De Engelse burgeroorlogen (1642-1651) kwamen voort uit een conflict tussen Charles I en het parlement over een Ierse opstand. De eerste oorlog werd beslecht met de overwinning van Oliver Cromwell voor de parlementaire strijdkrachten bij de Slag om Naseby in 1645. De tweede fase eindigde met Charles ‘nederlaag in de Slag om Preston en zijn daaropvolgende executie in 1649. Charles’ zoon, Charles, vormde vervolgens een leger van Engelse en Schotse royalisten, wat Cromwell ertoe bracht Schotland in 1650 binnen te vallen. Het jaar daarop, Cromwell verbrijzelde de resterende royalistische krachten en beëindigde de ‘oorlogen van de drie koninkrijken’, hoewel Karel II uiteindelijk de troon besteeg in 1660.

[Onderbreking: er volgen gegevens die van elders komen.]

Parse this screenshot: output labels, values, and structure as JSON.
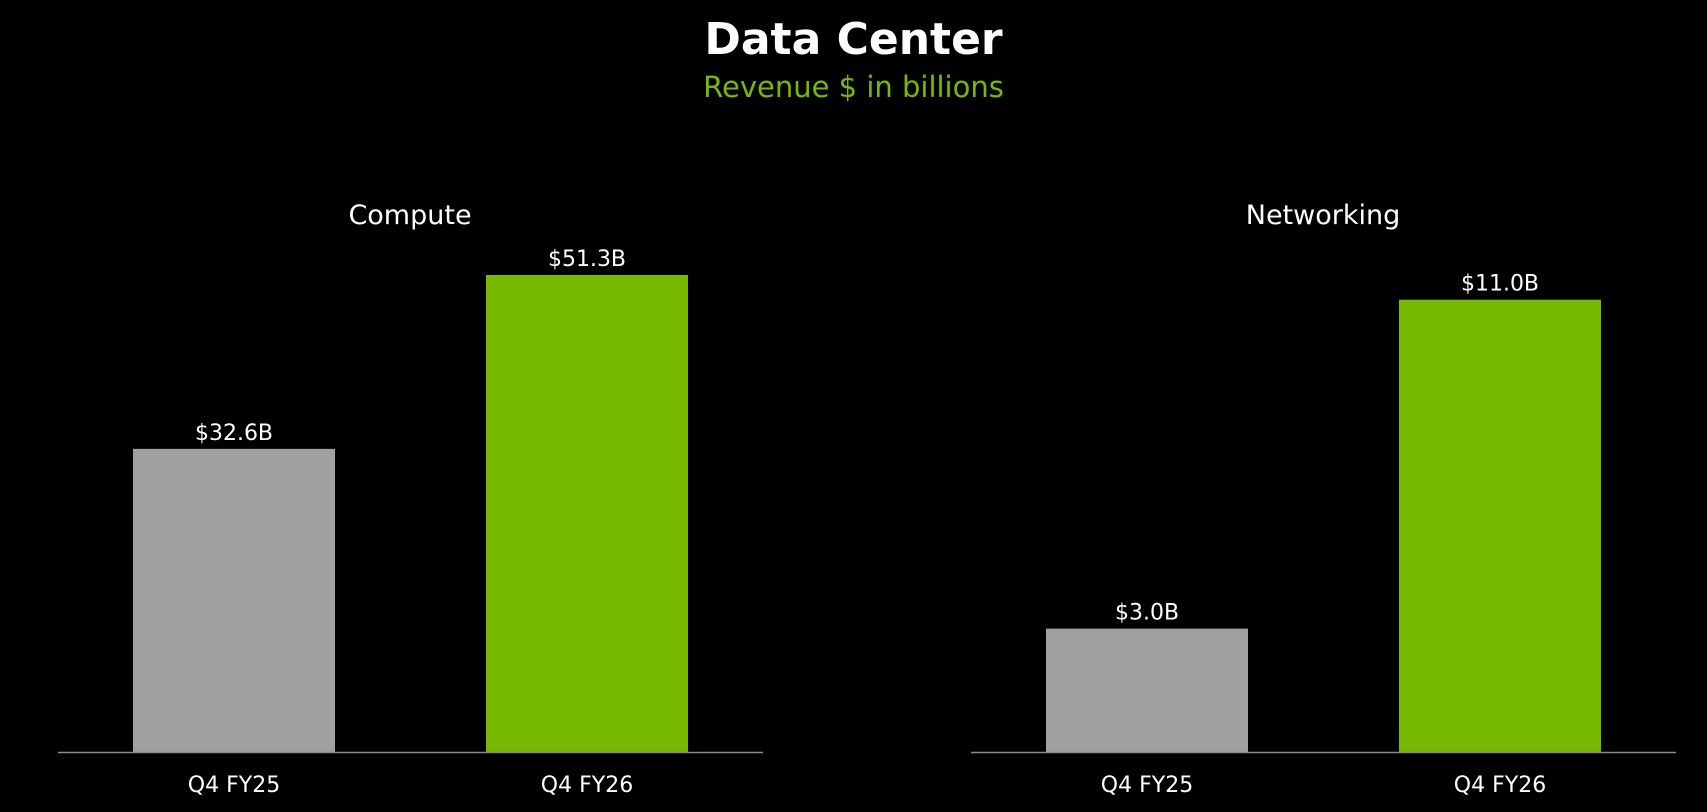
{
  "title": "Data Center",
  "subtitle": "Revenue $ in billions",
  "colors": {
    "background": "#000000",
    "prior_year_bar": "#a0a0a0",
    "current_year_bar": "#76b900",
    "baseline": "#8a8a8a",
    "text": "#ffffff",
    "accent": "#76b900"
  },
  "chart_data": [
    {
      "type": "bar",
      "title": "Compute",
      "categories": [
        "Q4 FY25",
        "Q4 FY26"
      ],
      "values": [
        32.6,
        51.3
      ],
      "data_labels": [
        "$32.6B",
        "$51.3B"
      ],
      "bar_colors": [
        "#a0a0a0",
        "#76b900"
      ],
      "xlabel": "",
      "ylabel": "",
      "ylim": [
        0,
        51.3
      ],
      "grid": false,
      "legend": "none"
    },
    {
      "type": "bar",
      "title": "Networking",
      "categories": [
        "Q4 FY25",
        "Q4 FY26"
      ],
      "values": [
        3.0,
        11.0
      ],
      "data_labels": [
        "$3.0B",
        "$11.0B"
      ],
      "bar_colors": [
        "#a0a0a0",
        "#76b900"
      ],
      "xlabel": "",
      "ylabel": "",
      "ylim": [
        0,
        11.6
      ],
      "grid": false,
      "legend": "none"
    }
  ]
}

De burgeroorlogen van het zeventiende-eeuwse Engeland hadden ook betrekking op de twee andere koninkrijken die werden geregeerd door de Stuart-dynastie, Schotland en Ierland. De invasie van Engeland door een Schots leger dat op zoek was naar religieuze concessies in 1639 en opnieuw in 1640 veroorzaakte een politieke impasse in Londen, die de weg vrijmaakte voor een opstand van het katholieke Ierland (oktober 1641). De strijd tussen King Charles I en zijn Westminster Parlement over wie het leger moest controleren dat nodig was om de Ierse opstand neer te slaan, lokte op zijn beurt het uitbreken van een burgeroorlog in Engeland uit (augustus 1642). stern Engeland, samen met een groot deel van Ierland, stond voor de koning, terwijl het zuidoosten (inclusief Londen), de Royal Navy en Schotland vochten voor het parlement. Bij Marston Moor (2 juli 1644) verloor Charles echter de controle over het noorden; en het volgende jaar, in Naseby (14 juni 1645), stuurden de parlementaire strijdkrachten onder leiding van Oliver Cromwell zijn belangrijkste veldleger op de vlucht.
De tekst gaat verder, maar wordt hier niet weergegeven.